Cauchy sequence to prove Integral does not exist

Question

I'm learning Cauchy sequence right now and didn't succeed.

prove that:

$$ \int_{i=1}^\infty \cfrac{x\,dx}{\sqrt{1+3x+x^2}} $$

Does not exist

Using only Cauchy sequence!

Thx!

Answer 1

Hint: Set $$x_n = \int_1^n\frac{xdx}{\sqrt{1+3x+x^2}}$$ and consider $|x_n-x_m|$.

Answer 2

Set $x_n:=\displaystyle{\int_{1}^{n}}\dfrac{x}{\sqrt{1+3x+x^2}}dx$

Note: For $x \ge 4:$

$x^2 > 1+3x$;

Let $\epsilon >0$ be given

Assume $x_n$ is Cauchy, i.e. there exists a $n_0$ s.t. for $m \ge n\ge n_0$

$|x_m-x_n| =\displaystyle{\int_{n}^{m}}\dfrac{x}{\sqrt{1+3x+x^2}}dx < \epsilon$.

Choose $n=\max (n_0,4)$, and $m=k+n$. For $k$ large enough we get

$\epsilon > |x_{k+n}-x_{n}|=$

$\displaystyle{\int_{n}^{k+n}}\dfrac{x}{\sqrt{1+3x+x^2}}dx>$

$\displaystyle{\int_{n}^{k+n}}\dfrac{x}{\sqrt{2x^2}}dx=$

$\displaystyle{\int_{n}^{k+n}}\dfrac{1}{√2}dx=\frac{1}{√2}k$, a contradiction.

Answer 3

As Dayton's hint.

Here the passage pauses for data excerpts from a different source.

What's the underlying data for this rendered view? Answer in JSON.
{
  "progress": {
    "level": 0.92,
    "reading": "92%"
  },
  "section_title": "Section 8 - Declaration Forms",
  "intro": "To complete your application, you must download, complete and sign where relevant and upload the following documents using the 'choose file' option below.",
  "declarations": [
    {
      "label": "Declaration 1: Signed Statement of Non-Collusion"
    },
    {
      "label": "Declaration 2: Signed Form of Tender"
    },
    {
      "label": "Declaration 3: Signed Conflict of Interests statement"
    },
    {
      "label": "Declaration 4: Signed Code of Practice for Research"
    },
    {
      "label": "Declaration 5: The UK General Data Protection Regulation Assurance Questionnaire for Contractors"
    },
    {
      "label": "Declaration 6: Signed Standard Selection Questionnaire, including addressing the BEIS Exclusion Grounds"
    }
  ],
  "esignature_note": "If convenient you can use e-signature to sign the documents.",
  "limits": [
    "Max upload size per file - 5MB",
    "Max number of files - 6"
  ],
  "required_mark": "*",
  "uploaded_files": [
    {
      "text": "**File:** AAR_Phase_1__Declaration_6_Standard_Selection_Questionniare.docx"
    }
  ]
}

Let $\displaystyle a_n=\int_{1}^n \dfrac{x}{\sqrt{x^2+3x+1}}dx$ and definitely, assuming without loss of generality that $n\ge m$, $\displaystyle |a_n-a_m|=\left|\int_{1}^n\dfrac{x}{\sqrt{x^2+3x+1}}dx-\int_{1}^m\dfrac{x}{\sqrt{x^2+3x+1}}dx\right|=\int_{m}^n \dfrac{x}{\sqrt{x^2+3x+1}}dx$

We assume that $a_n$ converges as $n\rightarrow\infty$ and thus $\forall\epsilon>0$, $\exists N\in\mathbb{N_{\ge 1}}$ in which $|a_n-a_m|<\epsilon$ for any $n\ge m\ge N$. By choosing $n=m\sqrt{1+\dfrac{6}{m^2}}$ and $\epsilon = 1$ where $m\ge N\ge 1$. We obtain, as $\dfrac{x}{\sqrt{x^2+3x+1}}\ge \dfrac{1}{3}\Longleftrightarrow 3x(x-1)+(5x^2-1)\ge 0$ for all $x$ in the range $(m,n)$, $$1>\int_{m}^{n}\dfrac{x}{\sqrt{x^2+3x+1}}dx\ge\int_{m}^n\dfrac{dx}{3}=\dfrac{n^2-m^2}{6}=1$$ Which is such a contradiction $\Box$